Nicolas Richeton's blog

Unicode : the reason you need ICU for Java

☕️ 2 min read
logo

There are several ways to code accented characters in Unicode.

For instance, a word like “Rivière” can be stored as :

R i v i è r e

(composed characters) or

R i v i e ` r e

(combining characters)

At first, it seems to be only technical details. Most Java developers use Strings without taking much care of how it is stored internaly. Convertion problems happen sometimes but can be easily fixed in most cases.

But things are more complicated here. Java Strings can use the two forms and both are valid : Eclipse debugger displays the same value for each one. However if you try to use

Object#equals

on two equivalent strings which are not using the same form, the result is :

false

This means that equals cannot be used to compare Strings. Other comparators supporting Unicode forms are available in the Java API, but you can choose to use them only in your code. If the comparation is done by a third party library, you have no choice than to convert the String from one form to another.

This can be done using

java.text.Normalizer

, but this is a Java 6 API. If you have to ensure compatibility with Java 1.4 or 5, one way is to use IBM’s ICU4J, which is available in the default Eclipse distribution as a plugin :

com.ibm.icu.text.Normalizer.compose(String str, boolean compat)

and

com.ibm.icu.text.Normalizer.decompose(String str, boolean compat)

So when do you need to use theses method ? ALWAYS !! You never know when a library will choose to return a String in one form or the other because it is often unspecified.
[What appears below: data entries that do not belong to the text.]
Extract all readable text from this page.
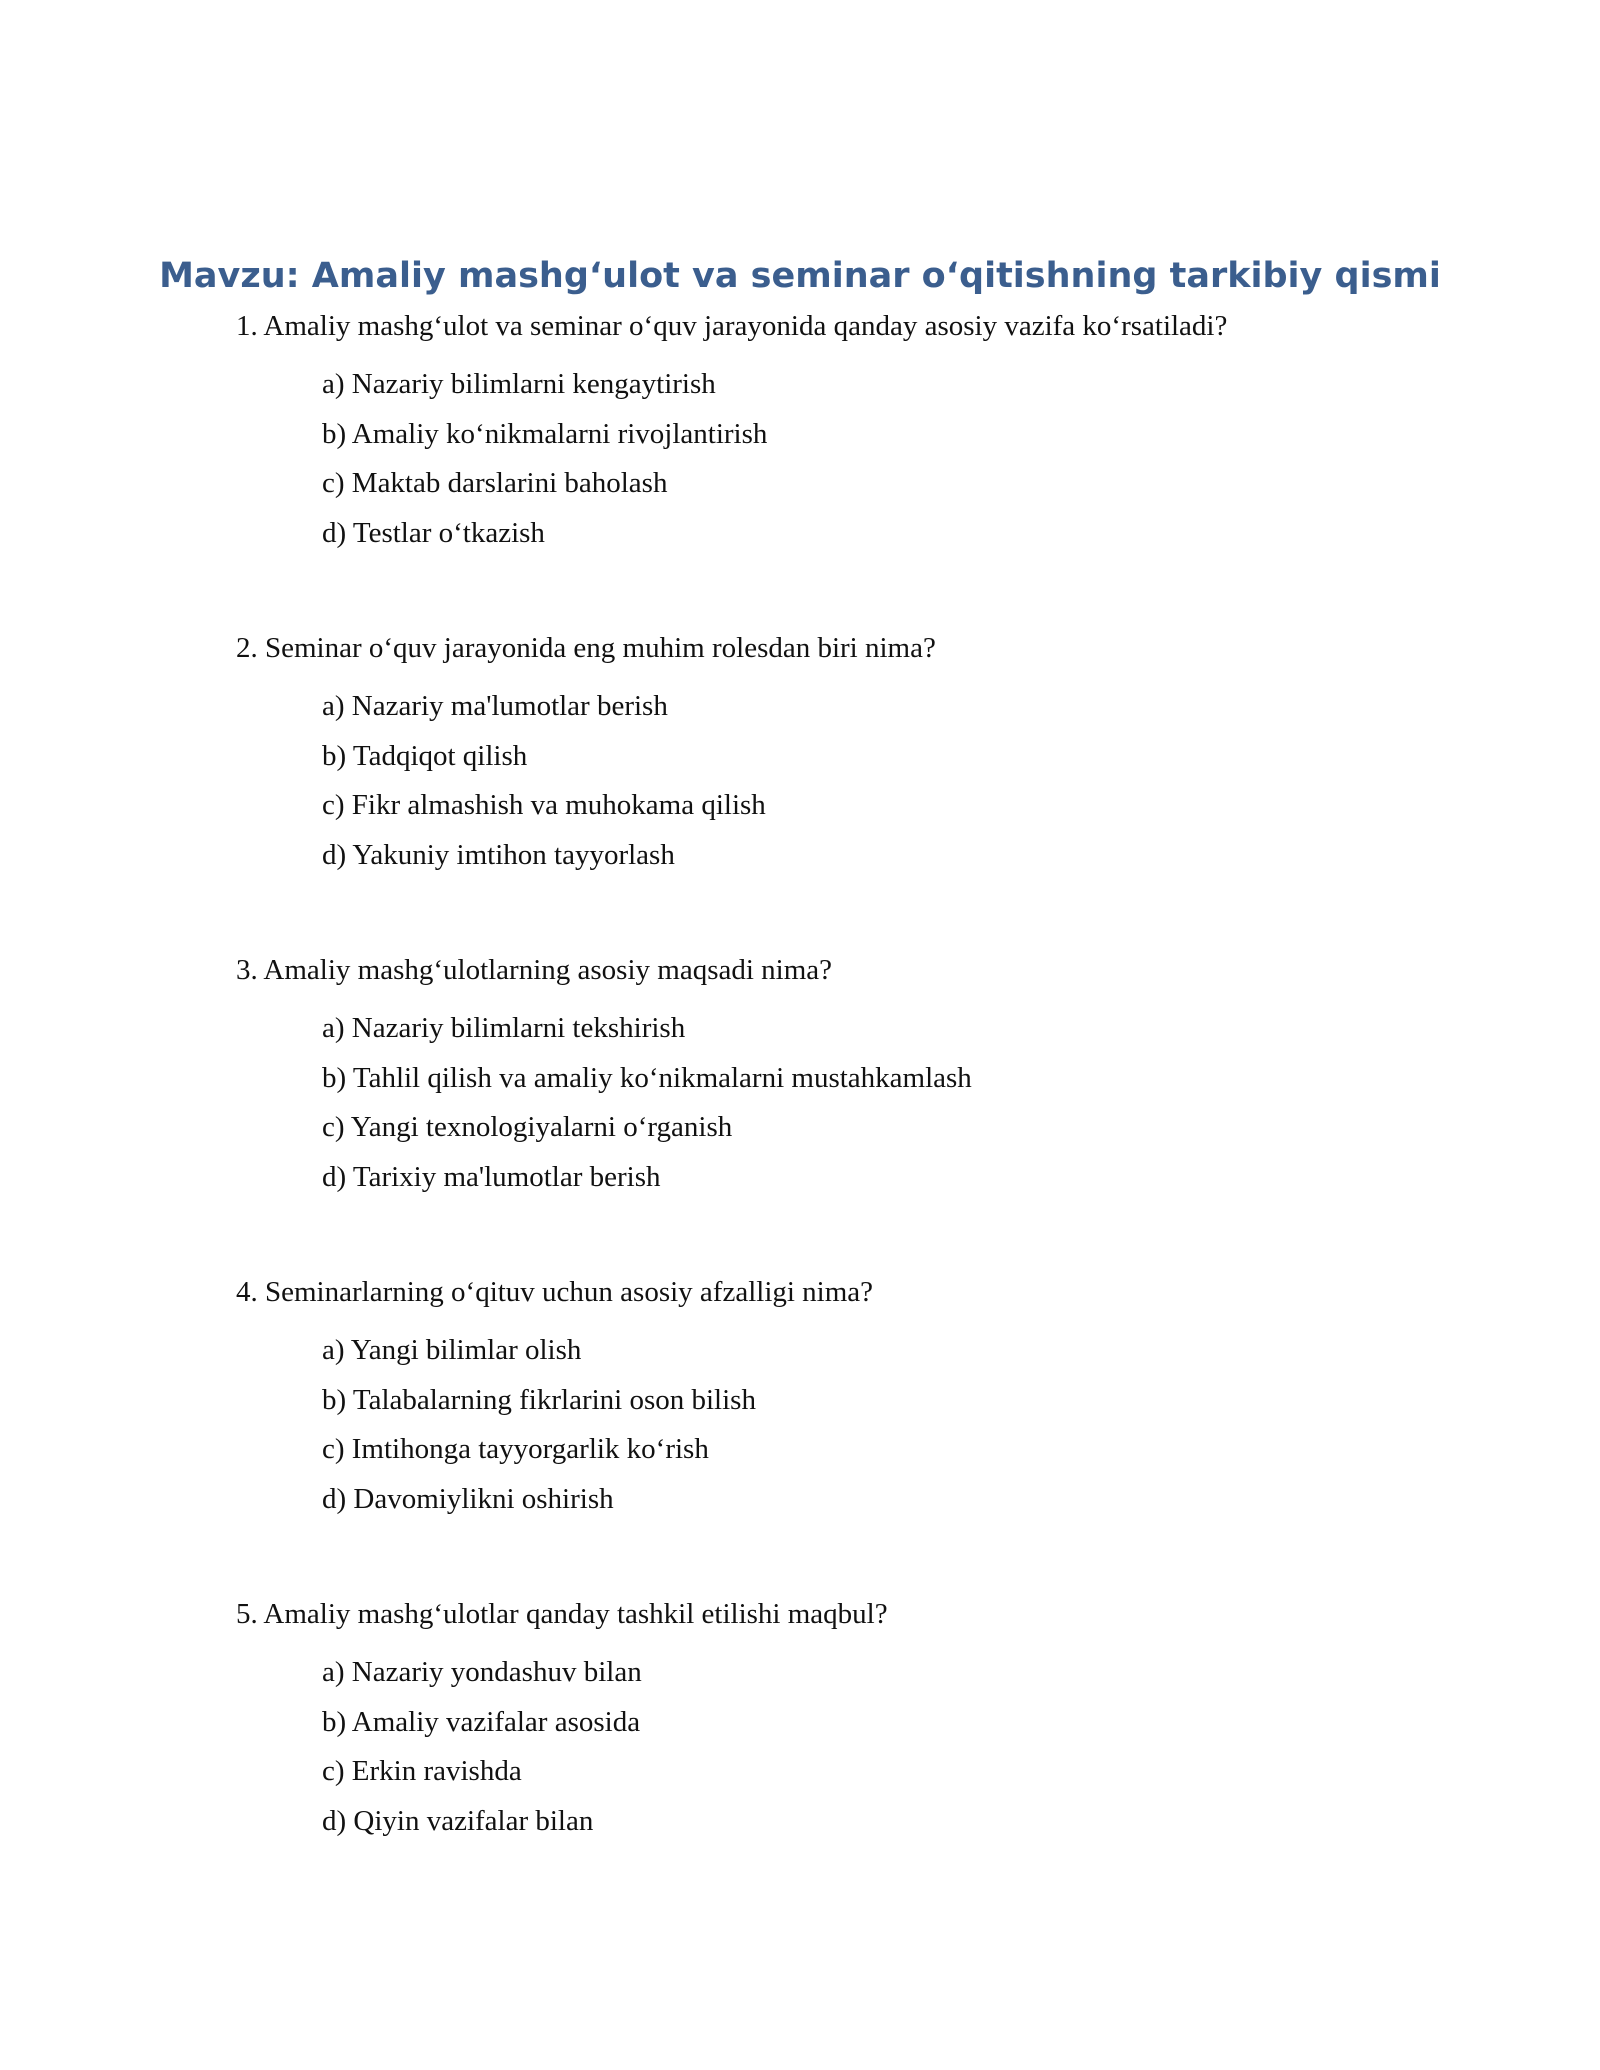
Mavzu: Amaliy mashg‘ulot va seminar o‘qitishning tarkibiy qismi

1. Amaliy mashg‘ulot va seminar o‘quv jarayonida qanday asosiy vazifa ko‘rsatiladi?

a) Nazariy bilimlarni kengaytirish
b) Amaliy ko‘nikmalarni rivojlantirish
c) Maktab darslarini baholash
d) Testlar o‘tkazish

2. Seminar o‘quv jarayonida eng muhim rolesdan biri nima?

a) Nazariy ma'lumotlar berish
b) Tadqiqot qilish
c) Fikr almashish va muhokama qilish
d) Yakuniy imtihon tayyorlash

3. Amaliy mashg‘ulotlarning asosiy maqsadi nima?

a) Nazariy bilimlarni tekshirish
b) Tahlil qilish va amaliy ko‘nikmalarni mustahkamlash
c) Yangi texnologiyalarni o‘rganish
d) Tarixiy ma'lumotlar berish

4. Seminarlarning o‘qituv uchun asosiy afzalligi nima?

a) Yangi bilimlar olish
b) Talabalarning fikrlarini oson bilish
c) Imtihonga tayyorgarlik ko‘rish
d) Davomiylikni oshirish

5. Amaliy mashg‘ulotlar qanday tashkil etilishi maqbul?

a) Nazariy yondashuv bilan
b) Amaliy vazifalar asosida
c) Erkin ravishda
d) Qiyin vazifalar bilan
This is exactly what happens with SWT : depending of the OS and the method you call you can get two Strings that are equivalent but return false when using equals.

Here is an example on OSX

  • Text#getText() returns the first form
  • a FileTransfer Drag and Drop returns paths in the second form. See Bug 141282

In my opinion, a library should only use a single form and returning string of the other form should be considered as a bug. Otherwise developers have to do too many convertions all over the code to ensure that strings can be correctly compared.